A quota de mercado dos sistemas operativos é um indicador crucial para analisar o panorama tecnológico global. Recentemente, a StatCounter, uma das maiores referências mundiais em análise de tráfego web, esteve no centro dos holofotes ao reportar uma queda abrupta e massiva no domínio do Windows. O relatório original apontava que o ecossistema da Microsoft tinha colapsado de cerca de 79% para apenas 56% no espaço de dois meses, levantando ondas de especulação na internet. Contudo, tudo não passou de um erro de classificação de dados.

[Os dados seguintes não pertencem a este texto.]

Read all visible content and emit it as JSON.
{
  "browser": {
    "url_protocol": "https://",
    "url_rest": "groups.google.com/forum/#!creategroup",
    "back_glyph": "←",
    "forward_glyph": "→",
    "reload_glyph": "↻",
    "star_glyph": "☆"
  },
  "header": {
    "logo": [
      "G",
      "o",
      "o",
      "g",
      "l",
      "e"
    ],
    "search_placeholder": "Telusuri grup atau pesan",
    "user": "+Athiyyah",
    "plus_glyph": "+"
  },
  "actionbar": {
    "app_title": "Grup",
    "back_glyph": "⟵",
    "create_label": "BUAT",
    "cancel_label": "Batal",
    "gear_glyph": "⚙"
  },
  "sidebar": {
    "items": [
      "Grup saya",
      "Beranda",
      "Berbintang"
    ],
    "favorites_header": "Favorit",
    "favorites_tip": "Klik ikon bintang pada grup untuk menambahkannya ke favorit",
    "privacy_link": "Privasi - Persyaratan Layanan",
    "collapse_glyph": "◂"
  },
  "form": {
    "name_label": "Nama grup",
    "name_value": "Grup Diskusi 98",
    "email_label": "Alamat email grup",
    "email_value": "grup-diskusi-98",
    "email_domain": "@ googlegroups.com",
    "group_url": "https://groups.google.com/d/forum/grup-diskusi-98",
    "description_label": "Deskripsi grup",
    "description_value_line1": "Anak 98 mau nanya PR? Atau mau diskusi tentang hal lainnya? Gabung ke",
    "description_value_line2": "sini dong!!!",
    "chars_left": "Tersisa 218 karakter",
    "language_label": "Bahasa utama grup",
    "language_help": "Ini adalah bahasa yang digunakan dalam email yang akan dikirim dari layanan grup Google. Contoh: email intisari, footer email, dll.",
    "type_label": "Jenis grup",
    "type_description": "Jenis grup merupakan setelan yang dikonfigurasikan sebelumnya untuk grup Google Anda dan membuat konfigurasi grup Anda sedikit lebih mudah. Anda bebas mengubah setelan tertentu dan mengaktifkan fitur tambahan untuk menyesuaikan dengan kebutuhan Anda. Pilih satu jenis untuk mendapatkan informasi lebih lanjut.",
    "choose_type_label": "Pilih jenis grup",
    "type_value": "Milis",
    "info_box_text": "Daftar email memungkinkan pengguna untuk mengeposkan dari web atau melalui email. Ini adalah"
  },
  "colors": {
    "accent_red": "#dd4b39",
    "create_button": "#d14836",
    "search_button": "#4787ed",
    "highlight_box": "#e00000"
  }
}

De acordo com as informações apuradas pelo Windows Latest, o suposto tombo de 22,45 pontos percentuais começou a ser propagado rapidamente em plataformas como o X (antigo Twitter) e por comunidades dedicadas ao Linux. Sites como o Linuxiac aproveitaram os dados — que mostravam o Linux a subir para os 4,39% e o macOS da Apple nos 16,37% — para sugerir uma migração em massa. No entanto, uma análise minuciosa aos registos revelou que os utilizadores "perdidos" não tinham mudado de plataforma; tinham apenas sido empurrados para uma categoria desconhecida.
O mistério da categoria desconhecida
A análise aprofundada dos dados da StatCounter permitiu detetar um pico anómalo numa categoria rotulada como "Unknown" (Desconhecido), que disparou repentinamente para os 21,45% do mercado global de computadores. Esta secção engloba acessos à internet onde o user agent do navegador (o código que identifica o sistema e o browser) foi modificado, está indisponível ou não pôde ser corretamente interpretado pela plataforma de estatísticas.
Isto significa que uma percentagem esmagadora destes dispositivos "desconhecidos" eram, na verdade, computadores com o Windows. A StatCounter acabou por reconhecer a falha na triagem do tráfego e retificou a informação, colocando o sistema da Microsoft nos 72%, com tendência de subida para os valores habituais de 78% à medida que os algoritmos continuam a ajustar os resultados de junho de 2026.
Um histórico de flutuações e o impacto prático
Esta não é a primeira vez que a empresa de analítica comete erros de palor na listagem de sistemas ou navegadores. Em 2025, um pico artificial colocou o antigo Windows 7 com mais de 10% de quota de mercado, quando o valor real era inferior a 1%. O indicador foi amplamente usado por influenciadores para criticar a adesão ao Windows 11, mas a própria StatCounter corrigiu o erro dias depois. Cenário idêntico ocorreu em 2024, quando uma falha semelhante indicou uma quebra massiva da Google devido à concorrência do ChatGPT.
Para o utilizador comum e entusiastas em Portugal, estas oscilações servem de aviso para não interpretar as métricas da internet como verdades absolutas. A StatCounter funciona através da monitorização de mais de 1,5 milhões de websites e regista milhares de milhões de visualizações de páginas, em vez de rastrear dispositivos físicos únicos. Fatores como a atividade de bots automáticos, ferramentas de extração de dados por inteligência artificial e a pré-renderização do Google Chrome podem distorcer temporariamente as estimativas.
Apesar do ruído gerado nas redes sociais, a Microsoft mantém uma base sólida e resiliente. Recentemente, a tecnológica confirmou que o seu sistema operativo corre ativamente em 1,6 mil milhões de dispositivos em todo o mundo.